Late afternoon at Ramlila Maidan – eye of the political storm

School students, houewives, shopkeepers pour in, life on the street goes on

New Delhi: The irregular oblong Ramlila Maidan surrounded by the Delhi Stock Exhcange on one side, the office of the Mahanagar Sanchar Nigam Limited (MTNL) and the Zakir Husain College, the oldest educational institution, on the other, is ringed by nearly a hundred OB vans of scores of TV news channels on the outside, and inside the ground by water tankers. The police regulate the incoming and outgoing crowd through small entrances. People join the queue at these entrances.

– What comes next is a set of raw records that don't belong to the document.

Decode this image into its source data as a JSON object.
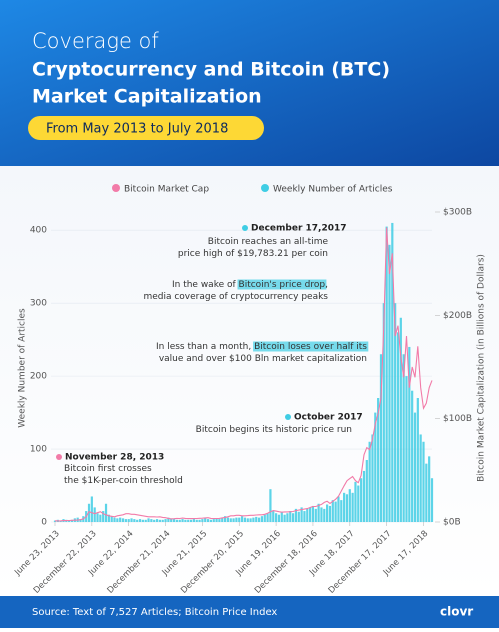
{
  "header": {
    "title_line1": "Coverage of",
    "title_line2": "Cryptocurrency and Bitcoin (BTC)",
    "title_line3": "Market Capitalization",
    "subtitle": "From May 2013 to July 2018"
  },
  "chart_data": {
    "type": "bar-line",
    "ylabel": "Weekly Number of Articles",
    "y2label": "Bitcoin Market Capitalization (in Billions of Dollars)",
    "ylim": [
      0,
      425
    ],
    "yticks": [
      0,
      100,
      200,
      300,
      400
    ],
    "y2lim": [
      0,
      300
    ],
    "y2ticks": [
      {
        "value": 0,
        "label": "$0B"
      },
      {
        "value": 100,
        "label": "$100B"
      },
      {
        "value": 200,
        "label": "$200B"
      },
      {
        "value": 300,
        "label": "$300B"
      }
    ],
    "grid": true,
    "categories": [
      "June 23, 2013",
      null,
      null,
      null,
      null,
      null,
      null,
      null,
      null,
      null,
      null,
      null,
      null,
      "December 22, 2013",
      null,
      null,
      null,
      null,
      null,
      null,
      null,
      null,
      null,
      null,
      null,
      null,
      "June 22, 2014",
      null,
      null,
      null,
      null,
      null,
      null,
      null,
      null,
      null,
      null,
      null,
      null,
      "December 21, 2014",
      null,
      null,
      null,
      null,
      null,
      null,
      null,
      null,
      null,
      null,
      null,
      null,
      "June 21, 2015",
      null,
      null,
      null,
      null,
      null,
      null,
      null,
      null,
      null,
      null,
      null,
      null,
      "December 20, 2015",
      null,
      null,
      null,
      null,
      null,
      null,
      null,
      null,
      null,
      null,
      null,
      null,
      "June 19, 2016",
      null,
      null,
      null,
      null,
      null,
      null,
      null,
      null,
      null,
      null,
      null,
      null,
      "December 18, 2016",
      null,
      null,
      null,
      null,
      null,
      null,
      null,
      null,
      null,
      null,
      null,
      null,
      "June 18, 2017",
      null,
      null,
      null,
      null,
      null,
      null,
      null,
      null,
      null,
      null,
      null,
      null,
      "December 17, 2017",
      null,
      null,
      null,
      null,
      null,
      null,
      null,
      null,
      null,
      null,
      null,
      null,
      "June 17, 2018",
      null,
      null,
      null
    ],
    "series": [
      {
        "name": "Bitcoin Market Cap",
        "color": "#f27ba8",
        "axis": "y2",
        "kind": "line",
        "values": [
          1.2,
          1.1,
          1.2,
          1.4,
          1.4,
          1.5,
          1.6,
          1.7,
          1.8,
          2.2,
          3,
          5,
          10,
          9,
          8,
          9,
          10,
          8,
          7,
          6,
          5.5,
          5,
          6,
          6.5,
          7,
          8,
          8,
          7.5,
          7.5,
          7,
          6.5,
          6,
          5.5,
          5,
          5,
          5,
          4.8,
          5,
          4.5,
          4.2,
          3.5,
          3,
          3.2,
          3.5,
          3.4,
          3.8,
          3.5,
          3.3,
          3.4,
          3.3,
          3.4,
          3.6,
          3.7,
          4,
          4.2,
          3.5,
          3.4,
          3.4,
          3.5,
          4,
          4.5,
          5,
          6,
          6,
          6.5,
          6.5,
          6,
          6,
          6.2,
          6.5,
          6.5,
          6.8,
          7,
          7,
          7.5,
          8.5,
          10,
          11,
          10.5,
          10,
          9.5,
          9.8,
          9.8,
          10,
          10.2,
          11,
          11.5,
          12,
          12.5,
          13,
          14,
          15,
          15,
          16,
          17,
          19,
          20,
          18,
          20,
          22,
          25,
          30,
          35,
          40,
          42,
          44,
          40,
          38,
          45,
          65,
          72,
          70,
          80,
          95,
          105,
          120,
          190,
          285,
          240,
          260,
          180,
          190,
          160,
          140,
          180,
          130,
          150,
          140,
          170,
          130,
          110,
          115,
          130,
          137
        ]
      },
      {
        "name": "Weekly Number of Articles",
        "color": "#3fcde4",
        "axis": "y",
        "kind": "bar",
        "values": [
          2,
          3,
          2,
          4,
          3,
          2,
          3,
          5,
          6,
          4,
          8,
          15,
          25,
          35,
          20,
          12,
          10,
          15,
          25,
          10,
          8,
          6,
          5,
          6,
          5,
          4,
          4,
          5,
          4,
          3,
          4,
          3,
          3,
          5,
          4,
          3,
          4,
          3,
          3,
          4,
          6,
          5,
          4,
          3,
          3,
          4,
          3,
          3,
          3,
          4,
          3,
          3,
          4,
          5,
          4,
          3,
          4,
          5,
          4,
          6,
          8,
          6,
          5,
          5,
          6,
          6,
          8,
          6,
          5,
          5,
          6,
          7,
          6,
          8,
          10,
          12,
          45,
          15,
          12,
          10,
          14,
          10,
          12,
          15,
          12,
          18,
          14,
          20,
          15,
          18,
          20,
          22,
          18,
          25,
          20,
          18,
          24,
          22,
          30,
          28,
          35,
          30,
          40,
          38,
          45,
          40,
          55,
          50,
          60,
          70,
          85,
          110,
          120,
          150,
          170,
          230,
          300,
          405,
          380,
          410,
          300,
          260,
          280,
          230,
          200,
          240,
          180,
          150,
          170,
          120,
          110,
          80,
          90,
          60
        ]
      }
    ],
    "annotations": [
      {
        "title": "December 17,2017",
        "lines": [
          [
            "Bitcoin reaches an all-time"
          ],
          [
            "price high of $19,783.21 per coin"
          ]
        ]
      },
      {
        "lines": [
          [
            "In the wake of ",
            {
              "text": "Bitcoin's price drop",
              "highlight": true
            },
            ","
          ],
          [
            "media coverage of cryptocurrency peaks"
          ]
        ]
      },
      {
        "lines": [
          [
            "In less than a month, ",
            {
              "text": "Bitcoin loses over half its",
              "highlight": true
            }
          ],
          [
            "value and over $100 Bln market capitalization"
          ]
        ]
      },
      {
        "title": "October 2017",
        "lines": [
          [
            "Bitcoin begins its historic price run"
          ]
        ]
      },
      {
        "title": "November 28, 2013",
        "lines": [
          [
            "Bitcoin first crosses"
          ],
          [
            "the $1K-per-coin threshold"
          ]
        ]
      }
    ]
  },
  "footer": {
    "source": "Source: Text of 7,527 Articles; Bitcoin Price Index",
    "logo": "clovr"
  }
}
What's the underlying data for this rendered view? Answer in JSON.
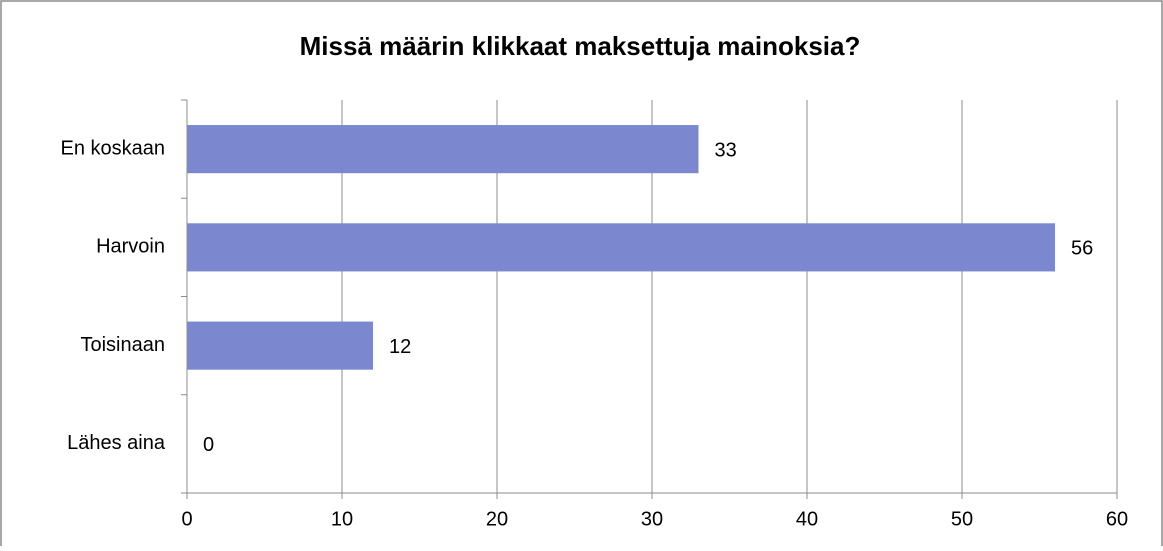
{
  "chart_data": {
    "type": "bar",
    "orientation": "horizontal",
    "title": "Missä määrin klikkaat maksettuja mainoksia?",
    "categories": [
      "En koskaan",
      "Harvoin",
      "Toisinaan",
      "Lähes aina"
    ],
    "values": [
      33,
      56,
      12,
      0
    ],
    "color": "#7b88cf",
    "xlim": [
      0,
      60
    ],
    "xticks": [
      0,
      10,
      20,
      30,
      40,
      50,
      60
    ],
    "grid": true
  }
}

The loudspeaker from the stage blares about Sharmila Irom, the Manipuri dissident who has been on a fast for the last 10 years demanding the removal of the Armed Forces Special Powers Act (AFSPA), and calls a person from Manipur to speak.

The roads on all sides are not too big. The traffic moves and school students, housewives, neighbourhood folk troop into the ground from all sides, waving the national flag. At three in the afternoon, the groups are still small, manageable. They fall into the queue to get in even as they chant intermittently, “Vande Mataram”, and “Ek do, teen, chaar, band karo bhrashtaachaar”, a play on a popular on a popular 1980s number that propelled Madhrui Dixit to fame, “Ek, do teen, chaar”. The group is small and the chant is at a slow beat.

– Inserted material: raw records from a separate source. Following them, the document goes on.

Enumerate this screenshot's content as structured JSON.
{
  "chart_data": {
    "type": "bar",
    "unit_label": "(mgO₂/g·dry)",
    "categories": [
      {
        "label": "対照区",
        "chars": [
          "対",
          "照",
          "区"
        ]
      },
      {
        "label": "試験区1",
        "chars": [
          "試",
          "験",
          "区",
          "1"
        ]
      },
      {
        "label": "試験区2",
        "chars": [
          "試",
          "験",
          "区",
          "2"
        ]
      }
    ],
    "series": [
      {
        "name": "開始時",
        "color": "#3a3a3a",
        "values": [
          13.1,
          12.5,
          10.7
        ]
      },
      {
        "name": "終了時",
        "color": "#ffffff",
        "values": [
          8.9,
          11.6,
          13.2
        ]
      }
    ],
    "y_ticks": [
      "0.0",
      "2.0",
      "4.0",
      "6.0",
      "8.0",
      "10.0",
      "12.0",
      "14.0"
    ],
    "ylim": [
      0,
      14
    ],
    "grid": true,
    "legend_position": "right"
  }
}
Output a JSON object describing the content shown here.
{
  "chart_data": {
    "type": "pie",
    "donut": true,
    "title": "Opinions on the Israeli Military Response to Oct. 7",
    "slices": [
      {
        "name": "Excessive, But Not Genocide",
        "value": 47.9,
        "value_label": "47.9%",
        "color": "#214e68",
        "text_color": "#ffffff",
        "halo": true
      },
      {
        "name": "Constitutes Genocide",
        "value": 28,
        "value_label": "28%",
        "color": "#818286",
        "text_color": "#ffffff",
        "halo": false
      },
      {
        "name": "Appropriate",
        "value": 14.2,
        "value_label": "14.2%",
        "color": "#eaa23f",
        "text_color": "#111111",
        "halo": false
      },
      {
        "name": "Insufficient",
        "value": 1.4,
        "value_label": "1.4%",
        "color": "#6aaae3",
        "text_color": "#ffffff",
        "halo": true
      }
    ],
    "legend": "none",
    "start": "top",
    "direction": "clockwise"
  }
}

The crowd at Ramlila Maidan is swelling. People are pouring into the ground, rather casually. It is the trusting Indian crowd, that comes out of interest and curiosity, a sense of concern about the situation – corruption, Anna Hazare, inflation. They know that the government of the day has failed. And they are willing to gather round Hazare and his Lokpal activists.

There is a sense of trust in the eyes and faces of these people turning into the maidan, which is touching. These people are not ideologues, not political activists. They are literally people on the street, who live in small houses in crowded neighbourhoods, work as school teachers, clerks, small shopkeepers, vendors.

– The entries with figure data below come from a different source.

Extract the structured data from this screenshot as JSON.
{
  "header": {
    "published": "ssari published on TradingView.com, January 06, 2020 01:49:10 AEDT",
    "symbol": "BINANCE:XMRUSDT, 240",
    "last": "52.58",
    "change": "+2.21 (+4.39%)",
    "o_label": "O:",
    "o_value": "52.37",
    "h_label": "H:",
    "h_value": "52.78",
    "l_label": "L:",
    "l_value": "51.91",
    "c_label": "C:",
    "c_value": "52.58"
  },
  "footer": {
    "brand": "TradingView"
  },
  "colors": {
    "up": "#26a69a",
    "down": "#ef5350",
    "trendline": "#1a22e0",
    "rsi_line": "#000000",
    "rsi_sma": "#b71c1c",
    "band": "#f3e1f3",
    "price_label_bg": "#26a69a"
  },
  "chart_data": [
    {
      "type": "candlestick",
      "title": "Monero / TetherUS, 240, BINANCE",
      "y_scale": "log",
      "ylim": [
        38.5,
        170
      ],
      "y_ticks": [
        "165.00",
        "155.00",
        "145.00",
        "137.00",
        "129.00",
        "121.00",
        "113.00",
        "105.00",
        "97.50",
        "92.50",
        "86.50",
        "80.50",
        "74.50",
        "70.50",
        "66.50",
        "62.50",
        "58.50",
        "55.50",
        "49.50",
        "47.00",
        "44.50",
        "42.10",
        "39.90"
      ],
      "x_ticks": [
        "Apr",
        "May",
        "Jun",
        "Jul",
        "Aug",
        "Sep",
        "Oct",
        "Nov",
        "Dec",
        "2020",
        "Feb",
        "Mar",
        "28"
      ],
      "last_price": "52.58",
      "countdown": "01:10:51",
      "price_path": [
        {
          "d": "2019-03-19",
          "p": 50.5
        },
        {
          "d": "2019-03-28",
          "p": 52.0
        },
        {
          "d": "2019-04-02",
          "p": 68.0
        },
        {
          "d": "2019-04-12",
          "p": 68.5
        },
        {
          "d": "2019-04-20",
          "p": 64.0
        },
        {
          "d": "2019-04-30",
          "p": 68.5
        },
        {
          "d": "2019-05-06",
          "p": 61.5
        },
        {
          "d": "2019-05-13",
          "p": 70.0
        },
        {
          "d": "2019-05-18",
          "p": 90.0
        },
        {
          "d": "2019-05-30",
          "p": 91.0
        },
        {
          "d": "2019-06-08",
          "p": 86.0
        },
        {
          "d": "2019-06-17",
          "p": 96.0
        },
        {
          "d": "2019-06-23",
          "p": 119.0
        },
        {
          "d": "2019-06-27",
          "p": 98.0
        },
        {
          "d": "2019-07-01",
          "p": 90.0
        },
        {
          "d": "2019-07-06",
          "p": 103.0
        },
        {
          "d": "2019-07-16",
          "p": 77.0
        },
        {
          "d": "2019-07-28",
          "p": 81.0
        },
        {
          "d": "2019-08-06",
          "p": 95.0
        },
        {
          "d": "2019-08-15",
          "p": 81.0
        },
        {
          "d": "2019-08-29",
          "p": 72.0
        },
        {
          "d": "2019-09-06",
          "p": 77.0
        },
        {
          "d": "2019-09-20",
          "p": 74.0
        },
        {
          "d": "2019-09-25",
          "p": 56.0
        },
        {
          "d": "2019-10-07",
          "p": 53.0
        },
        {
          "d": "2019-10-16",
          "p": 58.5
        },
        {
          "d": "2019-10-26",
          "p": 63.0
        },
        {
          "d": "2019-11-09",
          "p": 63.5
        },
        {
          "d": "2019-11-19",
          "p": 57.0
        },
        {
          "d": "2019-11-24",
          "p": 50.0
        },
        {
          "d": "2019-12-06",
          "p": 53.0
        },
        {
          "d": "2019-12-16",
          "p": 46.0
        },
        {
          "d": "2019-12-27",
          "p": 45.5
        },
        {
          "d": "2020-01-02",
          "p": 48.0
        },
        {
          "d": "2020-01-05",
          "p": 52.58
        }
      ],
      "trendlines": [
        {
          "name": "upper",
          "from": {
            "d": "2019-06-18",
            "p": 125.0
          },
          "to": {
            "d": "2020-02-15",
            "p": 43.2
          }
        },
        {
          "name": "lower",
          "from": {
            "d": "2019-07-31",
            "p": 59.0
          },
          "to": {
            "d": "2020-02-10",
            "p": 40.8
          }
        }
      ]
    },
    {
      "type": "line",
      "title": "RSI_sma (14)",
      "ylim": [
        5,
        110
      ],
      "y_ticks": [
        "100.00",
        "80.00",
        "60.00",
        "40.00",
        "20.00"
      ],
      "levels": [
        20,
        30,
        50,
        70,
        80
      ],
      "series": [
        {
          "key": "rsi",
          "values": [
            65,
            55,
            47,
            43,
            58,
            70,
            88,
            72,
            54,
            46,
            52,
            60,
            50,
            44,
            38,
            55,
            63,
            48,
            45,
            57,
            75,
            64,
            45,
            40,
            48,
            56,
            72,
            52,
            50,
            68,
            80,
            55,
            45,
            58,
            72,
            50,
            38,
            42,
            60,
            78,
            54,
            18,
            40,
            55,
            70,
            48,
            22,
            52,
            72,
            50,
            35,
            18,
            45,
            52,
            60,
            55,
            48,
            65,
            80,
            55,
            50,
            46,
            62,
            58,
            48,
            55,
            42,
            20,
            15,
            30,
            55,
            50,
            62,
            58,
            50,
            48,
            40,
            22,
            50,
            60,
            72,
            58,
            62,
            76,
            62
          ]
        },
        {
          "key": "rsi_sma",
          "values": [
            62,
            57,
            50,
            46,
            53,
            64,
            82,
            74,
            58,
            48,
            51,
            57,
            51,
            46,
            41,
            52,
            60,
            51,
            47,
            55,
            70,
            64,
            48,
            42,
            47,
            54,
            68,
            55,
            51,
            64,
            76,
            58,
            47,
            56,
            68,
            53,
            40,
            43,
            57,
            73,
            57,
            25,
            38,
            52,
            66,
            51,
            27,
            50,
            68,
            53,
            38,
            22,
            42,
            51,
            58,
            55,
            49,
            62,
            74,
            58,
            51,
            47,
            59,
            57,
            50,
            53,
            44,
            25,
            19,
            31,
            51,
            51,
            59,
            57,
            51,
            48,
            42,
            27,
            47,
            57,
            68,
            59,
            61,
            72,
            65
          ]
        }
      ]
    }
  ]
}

They are also not the politically articulate people. They know their day-to-day problems and they want the government and the leaders to solve the problems. They seem to trust Anna Hazare in a tacit way. They are not saying that he will solve the problems. They are saying that what he is saying about corruption is right.

There is a sense of the political mela, without much of the management that political parties and organisations bring to it. The Lokpal activists have so far brought some efficiency to the protest rally, the efficiency born of voluntarism.

Meanwhile, people pour in out of the Lok Nayak Jayaprakash Narayan Hospital, the G.B.Pant Hospital, the Guru Nanakdev Eye Hospital nearby. As the iftaar time draws near, Muslims are out shopping and taking things home. Life in the area surrounding Ramlila Maidan seems to follow its routine in the same way as the traffic does, sometimes slowly as the rallyists move in and out with their flags and drums and chants.

In the middle of it all, at the centre of the Ramlila Maidan is the eye of the political storm – the fasting Anna Hazare. Life on the street around Ramlila Maidan goes on as it should even as political masters in central Delhi and on the dais put their heads together to solve the crisis.

The Gandhi-cap with “I am Anna” is selling for Rs 10 a piece, and the streetvendors are hawking them on the roads leading to Ramlila Maidan and at the venue itself.